Ce phénomène n'est guère mystérieux tant les mauvaises
nouvelles se succèdent de ce côté. Le sondages d'abord sont
mauvais pour le Grand Old Party (même si nous savons qu'ils
peuvent se tromper autant que les nôtres en 2002 et même si
certains parlent d'un effet déformant qui inciterait certains
sondés à se dire prêts à voter Obama de peur d'apparaître comme
des racistes, alors que leurs préférences iraient à McCain). Le
décompte des swing states qui peuvent passer d'un camp
dans l'autre n'a rien non plus d'encourageant pour la droite
(n'oublions pas non plus les législatives qui se dérouleront en
même temps que les présidentielles et qui pourraient être
catastrophiques). L'argent de la campagne manque. Les
accusations portées contre Sarah Palin dans le "troopergate"
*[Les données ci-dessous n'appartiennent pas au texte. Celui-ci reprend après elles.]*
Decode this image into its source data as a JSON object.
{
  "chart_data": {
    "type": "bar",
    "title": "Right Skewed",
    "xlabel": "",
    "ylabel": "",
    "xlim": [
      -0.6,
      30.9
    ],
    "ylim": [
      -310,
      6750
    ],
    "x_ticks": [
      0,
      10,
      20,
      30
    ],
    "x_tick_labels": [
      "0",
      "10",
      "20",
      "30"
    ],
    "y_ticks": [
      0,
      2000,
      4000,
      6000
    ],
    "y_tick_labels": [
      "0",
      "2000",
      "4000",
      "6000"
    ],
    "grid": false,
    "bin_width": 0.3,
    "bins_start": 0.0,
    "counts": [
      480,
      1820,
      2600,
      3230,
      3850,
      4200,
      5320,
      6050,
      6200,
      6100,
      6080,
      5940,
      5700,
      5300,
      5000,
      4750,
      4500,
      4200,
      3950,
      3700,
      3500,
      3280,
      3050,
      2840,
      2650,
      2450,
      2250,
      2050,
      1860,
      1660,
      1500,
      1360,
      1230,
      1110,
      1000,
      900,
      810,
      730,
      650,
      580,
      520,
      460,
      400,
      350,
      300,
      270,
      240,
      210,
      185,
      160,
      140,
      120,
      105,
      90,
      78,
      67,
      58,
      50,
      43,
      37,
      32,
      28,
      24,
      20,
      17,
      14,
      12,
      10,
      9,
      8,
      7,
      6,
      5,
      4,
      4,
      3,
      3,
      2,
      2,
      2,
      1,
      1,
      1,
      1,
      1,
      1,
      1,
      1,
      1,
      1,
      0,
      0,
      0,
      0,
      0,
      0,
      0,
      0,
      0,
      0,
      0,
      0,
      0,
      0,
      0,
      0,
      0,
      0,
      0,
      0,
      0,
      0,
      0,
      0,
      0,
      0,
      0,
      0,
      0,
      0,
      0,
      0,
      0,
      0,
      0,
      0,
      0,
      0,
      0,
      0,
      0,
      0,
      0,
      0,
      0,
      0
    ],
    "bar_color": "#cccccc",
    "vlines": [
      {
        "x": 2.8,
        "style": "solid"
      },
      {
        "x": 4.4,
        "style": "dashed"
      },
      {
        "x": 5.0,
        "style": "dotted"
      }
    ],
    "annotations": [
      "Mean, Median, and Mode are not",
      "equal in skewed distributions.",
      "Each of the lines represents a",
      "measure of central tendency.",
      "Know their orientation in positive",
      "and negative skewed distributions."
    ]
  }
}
(cette obscure affaire de pression sur des agents de l'État
pour faire licencier un agent de police) aggravent les choses.
Le moral républicain est visiblement à la baisse. Mc Cain se
voit pressé par son camp d'annoncer un grand plan de réduction
des impôts, guère crédible en ces temps de plan Paulson. Le
sénateur de Caroline du Sud, Graham Lindsey annonce même la
chose comme assurée et McCain renonce à le faire.
Il gaffe en parlant de "fouetter vous savez quoi à son
adversaire. L'expression quoique corsée est assez courante aux
USA (to wipe his you-know-what), mais ses connotations
avec le supplice du fouet appliqué aux esclaves ont sauté aux
yeux de tout le monde.
L'équipe de campagne de Mc Cain, à commencer par ses deux
conseillers, Rick Davis, Steve Schmidt, est de plus en plus
contestée. Même Carl Rove qui fut le spin doctor de GWB
adresse quelque avertissements désolés à son candidat dans
Newsweek. Il reconnaît lui-même que "les problèmes économiques,
la guerre et le légitime désir de donner une chance à l'autre
camp (après un seul parti pendant huit ans à la Maison Blanche)
devraient donner un grand avantage à Obama et Bidden". Si c'est
ce que proclame un grand spécialiste du marketing politique, dur
entre les durs du camp républicain...
Mais à cette ambiance s'ajoute un phénomène préoccupant pour le
candidat républicain : le fameux "durcissement" de la campagne.
Pour satisfaire ses éléments les plus durs, doit-il courir le
risque d'apparaître comme surexcité ? Sarah Palin qui aime
elle-même se comparer à un bull-dog ou à un barracuda avait
largement contribué en évoquant l'affaire Ayers, cet activiste
de gauche qu'a fréquenté Obama à Chicago. Surtout dans les
meetings la base républicaine, celle de la "guerre des cultures"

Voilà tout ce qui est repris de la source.